In an article in today’s “Nezavisimaya gazeta,” that Moscow paper’s correspondent in Bishkek, Grigory Mikhaylov writes that “the youth of Kyrgyzstan are exchanging Russia for Syria,” a trend that is already worrisome in Syria now and likely to be in Kyrgyzstan and other Central Asian countries in the near future (ng.ru/cis/2015-12-09/7_kirgizia.html).
Officially, “more than 500 citizens of Kyrgyzstan are fighting in the Middle East,” but the actual number is likely higher. In any case, Mikhaylov says, “the number of participants is constantly growing and among the volunteers there are ever more women and children. Those migrants returning from the Russian Federation also often seek employment in other regions.”
Bishkek officials, increasingly alarmed by this pattern, have adopted “a complex of measures,” but most of those remain classified. Among those that have been reported in the media are prophylactic measures among soldiers and militiamen, strengthening of the special services, and the creation of a Center for the Study of the Religious Situation.

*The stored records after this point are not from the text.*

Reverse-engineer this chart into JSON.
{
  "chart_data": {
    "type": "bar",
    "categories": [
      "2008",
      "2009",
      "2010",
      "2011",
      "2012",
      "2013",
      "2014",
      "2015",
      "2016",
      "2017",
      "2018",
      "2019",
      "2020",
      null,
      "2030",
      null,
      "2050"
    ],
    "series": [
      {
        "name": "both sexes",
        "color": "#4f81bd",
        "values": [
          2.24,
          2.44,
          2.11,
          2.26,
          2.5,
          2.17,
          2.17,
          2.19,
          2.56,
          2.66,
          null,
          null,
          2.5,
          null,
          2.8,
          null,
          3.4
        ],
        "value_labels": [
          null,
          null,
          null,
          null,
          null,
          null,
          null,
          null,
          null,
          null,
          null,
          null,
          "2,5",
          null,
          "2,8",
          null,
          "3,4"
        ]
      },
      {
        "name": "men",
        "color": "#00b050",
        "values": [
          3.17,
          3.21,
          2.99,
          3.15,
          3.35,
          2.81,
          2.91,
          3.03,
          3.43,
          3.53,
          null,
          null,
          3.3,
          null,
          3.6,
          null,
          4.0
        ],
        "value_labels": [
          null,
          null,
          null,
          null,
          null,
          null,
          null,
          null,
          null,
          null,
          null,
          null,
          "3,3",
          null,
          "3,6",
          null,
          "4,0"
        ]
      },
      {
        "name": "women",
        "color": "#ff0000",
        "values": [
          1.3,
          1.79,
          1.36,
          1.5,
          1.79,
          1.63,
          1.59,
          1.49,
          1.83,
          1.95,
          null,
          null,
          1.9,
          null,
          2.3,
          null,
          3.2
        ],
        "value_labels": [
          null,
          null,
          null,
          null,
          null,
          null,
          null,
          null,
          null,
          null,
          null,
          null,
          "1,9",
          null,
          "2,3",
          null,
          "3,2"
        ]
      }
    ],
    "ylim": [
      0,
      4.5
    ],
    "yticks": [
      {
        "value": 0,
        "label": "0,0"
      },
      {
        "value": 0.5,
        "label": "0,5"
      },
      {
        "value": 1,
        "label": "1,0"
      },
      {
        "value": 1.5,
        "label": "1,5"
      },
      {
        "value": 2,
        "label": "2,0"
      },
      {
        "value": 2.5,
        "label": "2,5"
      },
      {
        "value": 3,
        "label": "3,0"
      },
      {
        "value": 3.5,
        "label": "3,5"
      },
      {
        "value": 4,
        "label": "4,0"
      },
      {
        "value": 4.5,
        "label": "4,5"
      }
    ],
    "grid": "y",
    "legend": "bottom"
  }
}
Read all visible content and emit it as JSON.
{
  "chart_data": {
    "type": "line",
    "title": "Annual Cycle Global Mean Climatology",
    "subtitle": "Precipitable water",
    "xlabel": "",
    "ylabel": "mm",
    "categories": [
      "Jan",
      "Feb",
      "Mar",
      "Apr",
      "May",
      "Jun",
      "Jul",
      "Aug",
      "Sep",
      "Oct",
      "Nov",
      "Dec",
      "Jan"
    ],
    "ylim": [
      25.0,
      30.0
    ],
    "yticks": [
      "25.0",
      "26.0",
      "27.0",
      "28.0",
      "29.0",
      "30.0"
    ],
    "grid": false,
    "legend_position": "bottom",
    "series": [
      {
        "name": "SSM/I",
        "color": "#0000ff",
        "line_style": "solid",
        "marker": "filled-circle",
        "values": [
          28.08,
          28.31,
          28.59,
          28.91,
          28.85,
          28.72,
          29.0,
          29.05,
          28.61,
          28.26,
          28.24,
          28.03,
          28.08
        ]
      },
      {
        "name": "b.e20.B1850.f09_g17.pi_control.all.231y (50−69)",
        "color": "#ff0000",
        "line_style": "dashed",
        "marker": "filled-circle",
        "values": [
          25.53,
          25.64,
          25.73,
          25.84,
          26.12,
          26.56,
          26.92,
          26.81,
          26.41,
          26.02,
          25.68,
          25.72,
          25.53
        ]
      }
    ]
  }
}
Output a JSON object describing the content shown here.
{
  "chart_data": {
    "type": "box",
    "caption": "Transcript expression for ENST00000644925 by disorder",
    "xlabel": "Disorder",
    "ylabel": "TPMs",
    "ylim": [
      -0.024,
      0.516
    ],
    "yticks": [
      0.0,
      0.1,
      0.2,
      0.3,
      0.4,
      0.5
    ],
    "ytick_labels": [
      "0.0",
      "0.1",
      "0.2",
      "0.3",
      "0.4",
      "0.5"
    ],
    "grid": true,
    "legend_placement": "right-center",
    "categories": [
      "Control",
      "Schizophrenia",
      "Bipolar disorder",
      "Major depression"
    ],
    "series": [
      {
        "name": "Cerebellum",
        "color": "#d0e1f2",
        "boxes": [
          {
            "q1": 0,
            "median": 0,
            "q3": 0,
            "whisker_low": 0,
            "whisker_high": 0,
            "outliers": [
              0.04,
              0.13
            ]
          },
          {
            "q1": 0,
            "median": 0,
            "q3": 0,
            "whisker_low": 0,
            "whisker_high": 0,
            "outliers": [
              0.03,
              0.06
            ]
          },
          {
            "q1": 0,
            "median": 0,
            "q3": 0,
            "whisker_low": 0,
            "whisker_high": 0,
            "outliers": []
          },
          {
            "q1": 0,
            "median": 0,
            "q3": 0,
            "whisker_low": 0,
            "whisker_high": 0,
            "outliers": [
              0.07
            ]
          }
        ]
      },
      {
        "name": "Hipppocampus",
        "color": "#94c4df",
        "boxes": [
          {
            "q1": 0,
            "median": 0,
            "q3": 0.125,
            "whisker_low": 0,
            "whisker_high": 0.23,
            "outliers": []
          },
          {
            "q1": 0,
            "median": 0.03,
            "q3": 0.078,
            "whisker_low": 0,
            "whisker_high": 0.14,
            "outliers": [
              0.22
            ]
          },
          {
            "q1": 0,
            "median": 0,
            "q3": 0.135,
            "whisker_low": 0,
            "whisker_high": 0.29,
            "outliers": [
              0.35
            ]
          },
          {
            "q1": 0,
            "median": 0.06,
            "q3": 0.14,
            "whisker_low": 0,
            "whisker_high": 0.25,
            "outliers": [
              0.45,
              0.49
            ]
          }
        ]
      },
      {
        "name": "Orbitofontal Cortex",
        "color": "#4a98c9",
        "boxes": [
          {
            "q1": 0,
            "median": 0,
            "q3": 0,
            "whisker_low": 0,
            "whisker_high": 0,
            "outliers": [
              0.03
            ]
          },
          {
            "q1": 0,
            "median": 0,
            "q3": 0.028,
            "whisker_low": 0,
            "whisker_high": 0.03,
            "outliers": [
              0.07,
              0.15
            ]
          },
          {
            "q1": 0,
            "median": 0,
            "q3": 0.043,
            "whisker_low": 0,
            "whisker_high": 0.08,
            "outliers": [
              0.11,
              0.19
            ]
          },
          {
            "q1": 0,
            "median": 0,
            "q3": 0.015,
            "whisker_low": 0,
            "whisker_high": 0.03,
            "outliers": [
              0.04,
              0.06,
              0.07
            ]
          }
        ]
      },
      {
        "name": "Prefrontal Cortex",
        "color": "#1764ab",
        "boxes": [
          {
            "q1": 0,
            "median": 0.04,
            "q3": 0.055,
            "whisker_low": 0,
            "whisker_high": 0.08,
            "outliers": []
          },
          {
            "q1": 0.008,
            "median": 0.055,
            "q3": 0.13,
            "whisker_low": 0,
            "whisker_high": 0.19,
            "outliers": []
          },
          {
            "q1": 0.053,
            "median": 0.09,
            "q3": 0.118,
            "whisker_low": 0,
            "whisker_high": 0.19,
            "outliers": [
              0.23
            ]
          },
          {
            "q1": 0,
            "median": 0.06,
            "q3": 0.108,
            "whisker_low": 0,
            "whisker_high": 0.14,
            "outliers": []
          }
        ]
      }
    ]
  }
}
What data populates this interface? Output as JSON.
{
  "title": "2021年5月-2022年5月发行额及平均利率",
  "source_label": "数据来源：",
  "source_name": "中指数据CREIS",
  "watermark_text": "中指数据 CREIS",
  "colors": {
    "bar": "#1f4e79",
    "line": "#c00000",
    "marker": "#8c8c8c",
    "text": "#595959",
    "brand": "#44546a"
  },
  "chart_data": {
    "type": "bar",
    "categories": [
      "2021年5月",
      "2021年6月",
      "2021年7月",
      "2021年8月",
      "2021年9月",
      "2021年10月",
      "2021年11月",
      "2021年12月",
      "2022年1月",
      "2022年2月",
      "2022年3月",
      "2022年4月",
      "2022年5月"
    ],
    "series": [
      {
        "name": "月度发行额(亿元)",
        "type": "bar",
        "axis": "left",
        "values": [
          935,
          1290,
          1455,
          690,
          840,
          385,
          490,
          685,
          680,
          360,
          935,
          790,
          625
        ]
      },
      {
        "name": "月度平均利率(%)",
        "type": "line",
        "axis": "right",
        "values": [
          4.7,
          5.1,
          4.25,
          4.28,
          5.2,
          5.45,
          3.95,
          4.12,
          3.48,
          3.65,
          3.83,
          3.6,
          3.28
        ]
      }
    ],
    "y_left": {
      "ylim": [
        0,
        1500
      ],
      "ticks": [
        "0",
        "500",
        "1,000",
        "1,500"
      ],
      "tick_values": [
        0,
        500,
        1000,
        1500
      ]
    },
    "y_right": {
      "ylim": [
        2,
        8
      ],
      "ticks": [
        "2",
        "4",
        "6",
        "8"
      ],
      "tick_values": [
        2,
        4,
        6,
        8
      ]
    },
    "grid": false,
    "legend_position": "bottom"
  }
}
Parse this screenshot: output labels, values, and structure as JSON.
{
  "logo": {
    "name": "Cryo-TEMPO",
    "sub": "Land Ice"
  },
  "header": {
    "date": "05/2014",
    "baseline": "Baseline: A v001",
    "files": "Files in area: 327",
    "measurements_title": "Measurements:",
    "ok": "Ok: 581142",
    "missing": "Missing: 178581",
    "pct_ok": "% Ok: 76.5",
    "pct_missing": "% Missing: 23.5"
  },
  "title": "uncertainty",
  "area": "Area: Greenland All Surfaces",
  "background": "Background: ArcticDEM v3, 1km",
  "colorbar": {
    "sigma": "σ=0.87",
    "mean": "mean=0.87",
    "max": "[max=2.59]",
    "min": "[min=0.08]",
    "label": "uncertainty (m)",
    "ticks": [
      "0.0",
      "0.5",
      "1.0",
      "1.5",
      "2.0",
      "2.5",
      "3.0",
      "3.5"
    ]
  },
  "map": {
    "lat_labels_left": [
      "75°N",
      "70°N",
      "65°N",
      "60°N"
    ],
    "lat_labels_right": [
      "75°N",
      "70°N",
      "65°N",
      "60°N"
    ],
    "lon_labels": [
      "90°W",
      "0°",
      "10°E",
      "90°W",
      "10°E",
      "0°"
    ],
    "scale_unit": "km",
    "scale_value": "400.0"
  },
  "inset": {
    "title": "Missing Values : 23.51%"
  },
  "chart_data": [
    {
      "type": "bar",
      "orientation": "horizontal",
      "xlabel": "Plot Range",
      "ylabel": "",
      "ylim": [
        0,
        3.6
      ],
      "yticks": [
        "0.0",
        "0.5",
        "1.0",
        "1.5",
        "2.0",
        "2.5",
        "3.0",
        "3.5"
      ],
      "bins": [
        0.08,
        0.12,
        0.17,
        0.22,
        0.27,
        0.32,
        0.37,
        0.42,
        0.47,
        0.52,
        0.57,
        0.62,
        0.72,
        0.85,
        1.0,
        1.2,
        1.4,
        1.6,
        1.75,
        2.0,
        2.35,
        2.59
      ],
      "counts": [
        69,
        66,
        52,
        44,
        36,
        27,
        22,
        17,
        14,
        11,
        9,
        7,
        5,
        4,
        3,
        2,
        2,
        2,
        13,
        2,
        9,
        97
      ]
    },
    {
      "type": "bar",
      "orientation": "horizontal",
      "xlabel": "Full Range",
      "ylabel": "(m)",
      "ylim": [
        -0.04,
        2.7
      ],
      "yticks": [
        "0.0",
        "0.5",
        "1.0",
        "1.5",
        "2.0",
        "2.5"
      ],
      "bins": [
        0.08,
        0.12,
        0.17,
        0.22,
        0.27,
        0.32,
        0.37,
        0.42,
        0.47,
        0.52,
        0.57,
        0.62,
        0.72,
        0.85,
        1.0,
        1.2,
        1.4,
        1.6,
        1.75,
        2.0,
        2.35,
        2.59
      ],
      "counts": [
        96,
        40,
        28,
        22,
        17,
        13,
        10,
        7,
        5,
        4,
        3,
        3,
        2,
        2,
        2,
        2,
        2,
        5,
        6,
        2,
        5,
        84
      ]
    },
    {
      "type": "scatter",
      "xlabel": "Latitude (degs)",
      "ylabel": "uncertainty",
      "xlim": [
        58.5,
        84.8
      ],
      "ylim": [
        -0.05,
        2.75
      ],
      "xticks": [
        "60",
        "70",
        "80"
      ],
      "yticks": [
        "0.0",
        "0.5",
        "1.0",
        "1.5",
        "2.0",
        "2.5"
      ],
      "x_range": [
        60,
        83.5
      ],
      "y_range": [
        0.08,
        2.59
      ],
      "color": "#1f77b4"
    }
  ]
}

But many are concerned, the “Nezavisimaya gazeta” journalist says, by the fact that the authorities have not changed their rhetoric, provided support for moderate Muslim leaders, or developed the kind of expertise to identify extremism before it spreads. Instead, officials continue to blame problems on forces like “illiterate imams.”
Kadyr Malikov, a theologian, says that none of the civil or religious authorities have taken a clear position about two Kyrgyz citizens whom the authorities have identified as ISIS recruits. “The silence of the authorities shows,” he says, “that not one expert or theological can be confident that his security will be guaranteed by the state.”
Moreover, Mikhaylov continues, “a number of specialists [in Kyrgyzstan] are criticizing the leadership for a lack of flexibility and an inclination to apply harsh methods to religious activists. In the opinion of political analyst Parviz Mullodzhanov, ‘the authorities are driving representatives of moderate religious organization and radicals into one camp.”
And there, he says, “they are coming together.” To the extent that is so – and the experience of other post-Soviet states and others as well suggests that it is – the fallout from the collapse of the gastarbeiter possibilities in Russia for the rise of Islamist extremism in Central Asia are likely to be far larger than anyone currently imagines.